Despite its optimality, complete protocol such as ADOPT [5] is not practical. Indeed we have to manage hundreds of operations distributed amongst dozens of primaries. Therefore we are considering protocols that are correct but possibly not optimal.

We have implemented a simulator (see screenshot below) to evaluate the viability of the model. The simulator generates a random problem that is bounded by the parameters defined by the user. 

The graph on the left represents the set of primaries as a flat structure. Each primary in the system is represented as a node in the graph and two nodes are linked by an edge if there are constraints between any two of their operations. The graph on the right depicts a hierarchical structure of the problem. The main purpose of the acyclical hierarchical structure is to ensure that a solution can be computed and that the algorithm will terminate. This structure can be built using various heuristics [3]. We have identified a method which can ensure, for some input, a backtrack-free search. Interestingly, when a backtrack-free search is not possible, our method minimises backtracking. The display below the two graphs shows the results of the centralised and the distributed computations.

The above problem simulates a distributed system containing 20 primaries. Our backtracking-minimising method constructed a 14-level hierarchical structure. The optimal (i.e. the best possible) solution to the problem was computed using Disolver [2]. As can be seen from the screenshot above, 36 out of the 100 tentative operations were scheduled in the optimal solution. Our distributed algorithm was able to produce a solution that contains 27 out of the possible 36 operations, giving the distributed solution a quality of about 75% of the maximum quality.

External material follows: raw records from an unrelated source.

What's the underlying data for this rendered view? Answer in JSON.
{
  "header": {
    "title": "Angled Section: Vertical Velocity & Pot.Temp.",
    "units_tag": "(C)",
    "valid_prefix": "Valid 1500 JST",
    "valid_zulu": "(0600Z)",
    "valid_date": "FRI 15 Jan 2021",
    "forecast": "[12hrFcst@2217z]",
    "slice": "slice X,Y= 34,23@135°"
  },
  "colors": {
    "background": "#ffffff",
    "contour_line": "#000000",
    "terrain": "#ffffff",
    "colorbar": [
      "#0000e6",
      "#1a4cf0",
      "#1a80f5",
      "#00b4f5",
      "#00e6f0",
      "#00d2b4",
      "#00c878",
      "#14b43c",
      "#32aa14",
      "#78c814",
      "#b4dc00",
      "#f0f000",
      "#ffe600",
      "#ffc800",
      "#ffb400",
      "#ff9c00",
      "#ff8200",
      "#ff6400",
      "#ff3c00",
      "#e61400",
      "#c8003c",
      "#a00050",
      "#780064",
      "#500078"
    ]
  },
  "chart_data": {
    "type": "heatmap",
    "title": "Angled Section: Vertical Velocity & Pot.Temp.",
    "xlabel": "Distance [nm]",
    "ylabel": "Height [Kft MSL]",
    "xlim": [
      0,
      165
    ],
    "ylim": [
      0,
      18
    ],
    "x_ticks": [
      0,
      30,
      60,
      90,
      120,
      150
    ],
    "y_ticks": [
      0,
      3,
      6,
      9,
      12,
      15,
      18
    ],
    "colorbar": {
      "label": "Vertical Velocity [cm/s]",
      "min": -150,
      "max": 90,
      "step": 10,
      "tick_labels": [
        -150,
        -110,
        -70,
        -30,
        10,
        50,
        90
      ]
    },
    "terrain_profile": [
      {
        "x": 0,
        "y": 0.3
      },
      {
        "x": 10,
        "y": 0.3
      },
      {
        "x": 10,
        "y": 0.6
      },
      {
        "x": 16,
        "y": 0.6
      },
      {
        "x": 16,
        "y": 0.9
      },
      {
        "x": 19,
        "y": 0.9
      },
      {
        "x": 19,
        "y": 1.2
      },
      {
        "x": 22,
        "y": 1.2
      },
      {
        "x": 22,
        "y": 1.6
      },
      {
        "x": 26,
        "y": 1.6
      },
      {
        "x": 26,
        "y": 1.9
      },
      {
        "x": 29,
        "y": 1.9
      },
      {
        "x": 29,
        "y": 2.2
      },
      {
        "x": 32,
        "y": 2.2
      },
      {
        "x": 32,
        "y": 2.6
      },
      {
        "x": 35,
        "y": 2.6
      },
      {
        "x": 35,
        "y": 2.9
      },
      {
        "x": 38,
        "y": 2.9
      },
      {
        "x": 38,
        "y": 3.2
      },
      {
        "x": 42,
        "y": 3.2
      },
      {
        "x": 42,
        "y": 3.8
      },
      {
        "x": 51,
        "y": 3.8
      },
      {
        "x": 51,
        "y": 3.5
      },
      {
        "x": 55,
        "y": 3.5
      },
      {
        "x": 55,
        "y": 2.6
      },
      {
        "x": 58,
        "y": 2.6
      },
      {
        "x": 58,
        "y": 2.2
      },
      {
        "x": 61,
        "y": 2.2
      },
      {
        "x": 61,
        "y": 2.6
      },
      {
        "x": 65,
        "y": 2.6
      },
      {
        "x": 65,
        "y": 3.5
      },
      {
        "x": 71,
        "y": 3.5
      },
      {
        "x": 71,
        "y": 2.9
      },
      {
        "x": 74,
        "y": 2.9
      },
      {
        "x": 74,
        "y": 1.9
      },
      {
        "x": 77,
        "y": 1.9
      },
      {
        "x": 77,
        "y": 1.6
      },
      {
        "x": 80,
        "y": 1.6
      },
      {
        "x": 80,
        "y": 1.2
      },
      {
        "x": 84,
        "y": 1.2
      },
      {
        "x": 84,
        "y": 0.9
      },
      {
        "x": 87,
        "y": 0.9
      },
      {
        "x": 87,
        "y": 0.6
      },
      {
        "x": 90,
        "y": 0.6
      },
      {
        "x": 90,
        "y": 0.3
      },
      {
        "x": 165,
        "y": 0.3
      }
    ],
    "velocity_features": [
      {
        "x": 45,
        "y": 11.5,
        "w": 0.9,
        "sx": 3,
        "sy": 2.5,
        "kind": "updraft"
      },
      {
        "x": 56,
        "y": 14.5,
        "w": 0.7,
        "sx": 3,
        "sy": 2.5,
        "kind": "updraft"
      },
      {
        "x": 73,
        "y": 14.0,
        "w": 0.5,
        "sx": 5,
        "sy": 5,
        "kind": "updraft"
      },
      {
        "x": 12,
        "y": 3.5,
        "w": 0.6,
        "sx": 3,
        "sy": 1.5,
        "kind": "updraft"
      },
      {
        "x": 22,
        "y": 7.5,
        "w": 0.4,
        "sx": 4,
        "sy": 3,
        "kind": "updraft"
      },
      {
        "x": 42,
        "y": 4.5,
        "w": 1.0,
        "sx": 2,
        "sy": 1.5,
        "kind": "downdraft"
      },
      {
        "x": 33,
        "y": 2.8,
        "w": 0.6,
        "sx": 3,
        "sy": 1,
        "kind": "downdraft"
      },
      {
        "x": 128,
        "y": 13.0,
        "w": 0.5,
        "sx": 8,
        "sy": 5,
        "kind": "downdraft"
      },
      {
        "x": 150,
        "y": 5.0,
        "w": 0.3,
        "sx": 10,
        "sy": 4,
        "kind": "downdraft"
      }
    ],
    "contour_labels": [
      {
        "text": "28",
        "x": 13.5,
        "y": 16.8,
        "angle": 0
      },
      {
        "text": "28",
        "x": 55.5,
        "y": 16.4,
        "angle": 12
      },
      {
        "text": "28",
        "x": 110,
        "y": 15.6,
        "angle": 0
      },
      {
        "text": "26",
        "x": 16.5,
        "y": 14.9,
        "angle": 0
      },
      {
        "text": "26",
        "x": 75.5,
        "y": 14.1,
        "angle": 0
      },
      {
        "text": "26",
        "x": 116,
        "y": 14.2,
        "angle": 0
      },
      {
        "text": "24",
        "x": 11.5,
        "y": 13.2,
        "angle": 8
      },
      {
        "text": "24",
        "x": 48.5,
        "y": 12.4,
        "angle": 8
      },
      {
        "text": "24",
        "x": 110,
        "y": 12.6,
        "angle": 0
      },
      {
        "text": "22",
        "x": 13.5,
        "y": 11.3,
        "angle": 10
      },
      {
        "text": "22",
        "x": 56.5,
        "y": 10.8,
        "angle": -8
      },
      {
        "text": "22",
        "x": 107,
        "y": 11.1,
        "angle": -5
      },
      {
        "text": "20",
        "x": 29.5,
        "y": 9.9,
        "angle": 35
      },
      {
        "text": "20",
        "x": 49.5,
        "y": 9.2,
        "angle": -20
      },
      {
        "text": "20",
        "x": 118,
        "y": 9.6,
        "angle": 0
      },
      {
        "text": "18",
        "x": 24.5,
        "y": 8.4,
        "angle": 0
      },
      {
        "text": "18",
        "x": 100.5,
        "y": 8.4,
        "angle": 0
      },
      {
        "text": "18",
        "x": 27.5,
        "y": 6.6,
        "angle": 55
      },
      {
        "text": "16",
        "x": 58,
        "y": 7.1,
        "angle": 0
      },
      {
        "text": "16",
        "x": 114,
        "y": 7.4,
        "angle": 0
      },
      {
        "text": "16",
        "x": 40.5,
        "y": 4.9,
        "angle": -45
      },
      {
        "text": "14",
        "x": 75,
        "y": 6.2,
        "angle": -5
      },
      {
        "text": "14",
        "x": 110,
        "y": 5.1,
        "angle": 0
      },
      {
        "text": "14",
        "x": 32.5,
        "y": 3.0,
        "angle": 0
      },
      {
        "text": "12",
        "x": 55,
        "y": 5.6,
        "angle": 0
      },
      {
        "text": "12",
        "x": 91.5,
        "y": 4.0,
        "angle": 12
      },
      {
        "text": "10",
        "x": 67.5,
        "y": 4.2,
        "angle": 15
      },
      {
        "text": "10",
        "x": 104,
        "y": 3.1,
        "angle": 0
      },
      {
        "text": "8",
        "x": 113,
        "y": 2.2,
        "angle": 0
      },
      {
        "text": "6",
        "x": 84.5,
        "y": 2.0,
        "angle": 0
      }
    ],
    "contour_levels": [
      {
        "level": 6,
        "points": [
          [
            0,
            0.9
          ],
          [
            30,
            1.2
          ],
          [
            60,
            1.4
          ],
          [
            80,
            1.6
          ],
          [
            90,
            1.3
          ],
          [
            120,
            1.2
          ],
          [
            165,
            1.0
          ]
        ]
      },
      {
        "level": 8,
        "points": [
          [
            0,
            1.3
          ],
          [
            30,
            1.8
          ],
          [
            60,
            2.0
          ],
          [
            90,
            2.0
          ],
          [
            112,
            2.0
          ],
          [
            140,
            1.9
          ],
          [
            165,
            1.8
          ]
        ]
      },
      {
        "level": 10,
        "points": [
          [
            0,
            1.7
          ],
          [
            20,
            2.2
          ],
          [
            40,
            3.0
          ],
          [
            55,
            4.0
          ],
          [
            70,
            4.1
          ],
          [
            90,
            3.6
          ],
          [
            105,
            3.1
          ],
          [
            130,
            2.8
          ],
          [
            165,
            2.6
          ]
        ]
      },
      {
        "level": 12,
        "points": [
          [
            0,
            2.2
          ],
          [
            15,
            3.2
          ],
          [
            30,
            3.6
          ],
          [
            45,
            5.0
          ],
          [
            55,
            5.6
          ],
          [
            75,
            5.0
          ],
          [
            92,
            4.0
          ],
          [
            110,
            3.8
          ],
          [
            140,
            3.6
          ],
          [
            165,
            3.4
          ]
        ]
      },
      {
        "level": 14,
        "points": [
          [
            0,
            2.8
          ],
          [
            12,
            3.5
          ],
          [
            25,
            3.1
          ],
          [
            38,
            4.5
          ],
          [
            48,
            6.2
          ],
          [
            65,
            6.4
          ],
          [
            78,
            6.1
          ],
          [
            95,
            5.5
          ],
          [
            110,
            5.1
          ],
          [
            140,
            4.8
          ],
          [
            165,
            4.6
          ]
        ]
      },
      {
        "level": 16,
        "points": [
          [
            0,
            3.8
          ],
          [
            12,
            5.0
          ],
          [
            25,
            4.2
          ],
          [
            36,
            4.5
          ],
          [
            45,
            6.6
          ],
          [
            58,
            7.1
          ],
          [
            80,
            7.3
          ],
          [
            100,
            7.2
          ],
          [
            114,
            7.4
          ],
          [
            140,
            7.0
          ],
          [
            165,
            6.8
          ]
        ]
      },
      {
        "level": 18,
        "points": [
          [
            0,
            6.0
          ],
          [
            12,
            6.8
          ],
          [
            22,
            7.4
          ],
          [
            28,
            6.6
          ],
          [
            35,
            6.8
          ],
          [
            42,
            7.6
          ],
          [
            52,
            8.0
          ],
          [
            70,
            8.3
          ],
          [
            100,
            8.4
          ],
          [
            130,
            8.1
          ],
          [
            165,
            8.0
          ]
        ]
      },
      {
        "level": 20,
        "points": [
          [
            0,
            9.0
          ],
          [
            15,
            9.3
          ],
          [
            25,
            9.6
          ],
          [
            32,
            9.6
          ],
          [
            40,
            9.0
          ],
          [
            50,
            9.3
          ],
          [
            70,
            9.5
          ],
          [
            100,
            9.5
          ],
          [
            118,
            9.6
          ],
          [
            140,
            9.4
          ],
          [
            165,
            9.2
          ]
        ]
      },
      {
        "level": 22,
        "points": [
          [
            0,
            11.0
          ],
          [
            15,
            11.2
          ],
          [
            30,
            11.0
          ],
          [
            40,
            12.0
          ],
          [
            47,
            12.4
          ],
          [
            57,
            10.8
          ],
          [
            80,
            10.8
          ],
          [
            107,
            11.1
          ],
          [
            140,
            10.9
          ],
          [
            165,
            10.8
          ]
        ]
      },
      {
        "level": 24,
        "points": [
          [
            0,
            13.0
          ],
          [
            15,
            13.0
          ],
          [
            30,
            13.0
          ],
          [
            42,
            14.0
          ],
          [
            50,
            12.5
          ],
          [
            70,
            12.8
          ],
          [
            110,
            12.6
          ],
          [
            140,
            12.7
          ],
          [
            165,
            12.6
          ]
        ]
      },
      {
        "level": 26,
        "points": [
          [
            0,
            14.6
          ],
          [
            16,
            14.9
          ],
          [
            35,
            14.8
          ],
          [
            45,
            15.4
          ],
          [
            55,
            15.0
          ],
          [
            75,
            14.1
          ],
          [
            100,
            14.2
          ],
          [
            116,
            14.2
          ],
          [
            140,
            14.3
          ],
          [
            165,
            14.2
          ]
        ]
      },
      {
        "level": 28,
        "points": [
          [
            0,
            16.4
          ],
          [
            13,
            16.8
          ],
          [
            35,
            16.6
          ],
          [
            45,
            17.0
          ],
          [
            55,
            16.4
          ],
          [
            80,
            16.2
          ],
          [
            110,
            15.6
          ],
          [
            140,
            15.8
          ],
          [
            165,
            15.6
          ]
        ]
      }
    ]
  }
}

We are currently developing various heuristics to further maximise the quality of the results and hence the reconciliation.

References:

1.      P. Cederqvist, R. Pesch, et al. 2001. Version management with CVS. http://www.cvshome.org/docs/manual.

2.      Y. Hamadi. Disolver: A Distributed Constraint Solver. http://research.microsoft.com/%7Eyoussefh/DisolverWeb/Disolver.html.

3.      Y. Hamadi. Interleave Backtracking in Distributed Constraint Networks. International Journal on Artificial Intelligence Tools, Volume 11, Number 4, 2002.

4.      Y. Hamadi, M. Shapiro. Pushing log-based Reconciliation. International Journal on Artificial Intelligence Tools, Volume 14, Number 3-4, 2005.

5.      P. J. Modi, W. Shen, M. Tambe, M. Yokoo. An asynchronous complete method for distributed constraint optimization. The 2nd International Joint Conference on Autonomous Agents & Multiagent Systems, July 2003.

6.      D. Terry, M. Theimer, K. Petersen, A. Demers, M. Spreitzer, C. Hauser. Managing update conflicts in Bayou, a weakly connected replicated storage system. Proceedings 15th Symposium on Operating Systems Principles, December 1995.